NOREEN: Concealed-carry permits haven't caused problems
Since 2007, the number of concealed-carry permits in El Paso County has more than doubled, but there has not been a corresponding jump in gun violence by the permit holders.
You can believe whatever you want, but at some point it comes down to results, and nothing suggests that life here has become more dangerous because of concealed-carry permits.
There are 16,772 citizens in El Paso County who have permits to carry a concealed handgun.
In 2010, just six people had their permits revoked, and Sheriff Terry Maketa said not a single permit holder was arrested in any violent case.
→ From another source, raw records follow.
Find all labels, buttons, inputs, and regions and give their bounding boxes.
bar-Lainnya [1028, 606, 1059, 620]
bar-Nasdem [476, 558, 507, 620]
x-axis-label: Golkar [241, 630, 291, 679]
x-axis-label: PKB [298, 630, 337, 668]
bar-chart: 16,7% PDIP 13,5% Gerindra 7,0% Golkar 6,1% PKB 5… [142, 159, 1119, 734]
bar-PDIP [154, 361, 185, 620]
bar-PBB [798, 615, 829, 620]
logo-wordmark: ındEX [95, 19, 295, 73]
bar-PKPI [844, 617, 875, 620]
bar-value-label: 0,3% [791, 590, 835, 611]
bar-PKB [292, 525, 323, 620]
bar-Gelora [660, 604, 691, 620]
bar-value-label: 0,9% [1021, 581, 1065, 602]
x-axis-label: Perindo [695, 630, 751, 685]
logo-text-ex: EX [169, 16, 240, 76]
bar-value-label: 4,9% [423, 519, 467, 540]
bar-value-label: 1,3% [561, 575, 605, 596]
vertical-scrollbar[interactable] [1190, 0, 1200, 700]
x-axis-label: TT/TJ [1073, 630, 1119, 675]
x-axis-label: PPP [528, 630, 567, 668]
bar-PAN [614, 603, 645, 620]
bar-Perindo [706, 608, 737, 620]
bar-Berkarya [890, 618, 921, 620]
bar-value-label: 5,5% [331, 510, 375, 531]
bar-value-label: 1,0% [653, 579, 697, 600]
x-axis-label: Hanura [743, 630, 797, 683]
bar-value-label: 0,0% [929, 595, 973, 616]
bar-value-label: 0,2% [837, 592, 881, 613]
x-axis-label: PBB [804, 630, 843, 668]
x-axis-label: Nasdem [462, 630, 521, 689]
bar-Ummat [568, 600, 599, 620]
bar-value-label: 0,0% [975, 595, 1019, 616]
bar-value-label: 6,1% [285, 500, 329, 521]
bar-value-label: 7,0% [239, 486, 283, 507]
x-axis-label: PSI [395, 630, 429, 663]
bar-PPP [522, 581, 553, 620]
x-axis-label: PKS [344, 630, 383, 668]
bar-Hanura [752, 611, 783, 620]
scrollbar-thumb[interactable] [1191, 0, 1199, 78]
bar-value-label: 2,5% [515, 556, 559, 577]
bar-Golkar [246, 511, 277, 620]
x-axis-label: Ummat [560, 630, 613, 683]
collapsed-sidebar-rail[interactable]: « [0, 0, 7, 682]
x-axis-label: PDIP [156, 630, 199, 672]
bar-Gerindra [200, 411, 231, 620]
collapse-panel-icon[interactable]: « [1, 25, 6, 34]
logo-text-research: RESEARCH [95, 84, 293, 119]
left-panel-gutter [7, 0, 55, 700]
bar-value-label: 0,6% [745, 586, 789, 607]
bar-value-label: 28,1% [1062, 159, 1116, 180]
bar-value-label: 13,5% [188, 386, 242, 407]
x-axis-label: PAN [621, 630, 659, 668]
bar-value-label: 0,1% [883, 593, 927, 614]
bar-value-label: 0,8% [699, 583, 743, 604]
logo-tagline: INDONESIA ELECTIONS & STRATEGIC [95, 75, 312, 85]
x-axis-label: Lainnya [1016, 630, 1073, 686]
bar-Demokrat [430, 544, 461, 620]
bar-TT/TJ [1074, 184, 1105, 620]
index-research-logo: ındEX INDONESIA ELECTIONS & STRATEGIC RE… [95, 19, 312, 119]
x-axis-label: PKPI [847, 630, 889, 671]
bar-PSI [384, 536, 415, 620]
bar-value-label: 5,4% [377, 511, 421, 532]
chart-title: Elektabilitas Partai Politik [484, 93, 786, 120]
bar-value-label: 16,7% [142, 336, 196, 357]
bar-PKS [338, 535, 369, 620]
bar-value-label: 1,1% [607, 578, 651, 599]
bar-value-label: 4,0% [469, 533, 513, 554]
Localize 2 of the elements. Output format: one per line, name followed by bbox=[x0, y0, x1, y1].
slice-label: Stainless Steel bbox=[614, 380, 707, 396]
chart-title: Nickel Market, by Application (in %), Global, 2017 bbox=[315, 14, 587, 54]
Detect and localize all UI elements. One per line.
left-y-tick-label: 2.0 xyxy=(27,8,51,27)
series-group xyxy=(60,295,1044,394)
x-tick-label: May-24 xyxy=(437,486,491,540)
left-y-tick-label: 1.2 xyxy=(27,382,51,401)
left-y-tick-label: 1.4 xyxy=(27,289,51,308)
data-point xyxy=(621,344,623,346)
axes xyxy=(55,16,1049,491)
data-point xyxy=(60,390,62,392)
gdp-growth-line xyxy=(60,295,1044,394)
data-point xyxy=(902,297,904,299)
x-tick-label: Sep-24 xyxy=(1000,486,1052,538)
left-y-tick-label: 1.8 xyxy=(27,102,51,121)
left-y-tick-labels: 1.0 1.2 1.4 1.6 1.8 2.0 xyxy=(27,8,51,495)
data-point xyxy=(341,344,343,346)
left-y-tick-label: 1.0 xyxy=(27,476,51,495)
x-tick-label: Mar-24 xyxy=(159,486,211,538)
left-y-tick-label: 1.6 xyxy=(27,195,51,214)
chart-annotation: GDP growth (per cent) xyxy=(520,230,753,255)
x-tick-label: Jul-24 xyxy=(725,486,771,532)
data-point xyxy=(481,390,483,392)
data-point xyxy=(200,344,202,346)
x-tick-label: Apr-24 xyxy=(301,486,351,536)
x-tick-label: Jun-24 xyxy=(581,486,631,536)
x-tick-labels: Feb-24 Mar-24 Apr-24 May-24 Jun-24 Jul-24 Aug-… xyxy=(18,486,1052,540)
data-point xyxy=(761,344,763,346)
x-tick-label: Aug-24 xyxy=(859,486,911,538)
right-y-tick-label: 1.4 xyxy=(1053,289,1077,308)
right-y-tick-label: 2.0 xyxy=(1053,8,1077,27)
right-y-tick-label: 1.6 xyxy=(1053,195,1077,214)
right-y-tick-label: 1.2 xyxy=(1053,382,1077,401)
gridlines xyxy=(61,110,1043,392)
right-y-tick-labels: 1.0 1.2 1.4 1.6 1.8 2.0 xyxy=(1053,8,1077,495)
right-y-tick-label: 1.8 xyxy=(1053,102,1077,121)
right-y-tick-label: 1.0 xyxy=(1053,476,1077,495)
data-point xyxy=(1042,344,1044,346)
Depending upon which side of the gun rights debate someone resides, Maketa’s numbers could be used to buttress any position.
You know: One side would say the sheriff doesn’t revoke many concealed-carry permits because he loves people who love guns. The other side would say that as a class, those who apply for a concealed-carry permit (see my blog) are a law-abiding lot, willing to undergo a background check, gun safety course, fingerprinting and the $60 fee for a five-year permit.
“They’re not out committing homicides,” Maketa said Tuesday.
Of the six permits revoked last year, Maketa said, five involved people who were drunk and one had to do with “an individual who was committed for a mental health evaluation.”
Most often, Maketa said, problems involve a permit holder who is drunk and has the gun in his car, but has not fired it.
Typically, the sheriff said, a person’s permit is suspended when a criminal charge is filed and the permit may be revoked “pending the outcome of the criminal case.”
Maketa said on Monday, a citizen appealed a sheriff’s staff recommendation that his permit be revoked, and Maketa allowed the man to keep his permit. Although the man did not shoot at or threaten anyone, Maketa said “he confronted some teenagers alongside of his house” and soon found himself talking to police.
“Is this guy a threat to the community? That’s what it boils down to,” he said. The man kept his permit.
When El Paso County’s number of concealed-carry permits jumped several years ago, some people (including a certain columnist) worried that increasing the number of guns in cars would lead to more road rage and other violence.
It hasn’t happened.
Maketa said the number of permits — including many more for women — “has been climbing and I tie that to the political climate at the national level.”
A couple of years ago permit holders were surveyed.
“It was surprising how little of the time they have it, and seldom is it on their person,” Maketa said. “It’s not a gun-crazed group.”
The concealed-carry system seems to be working.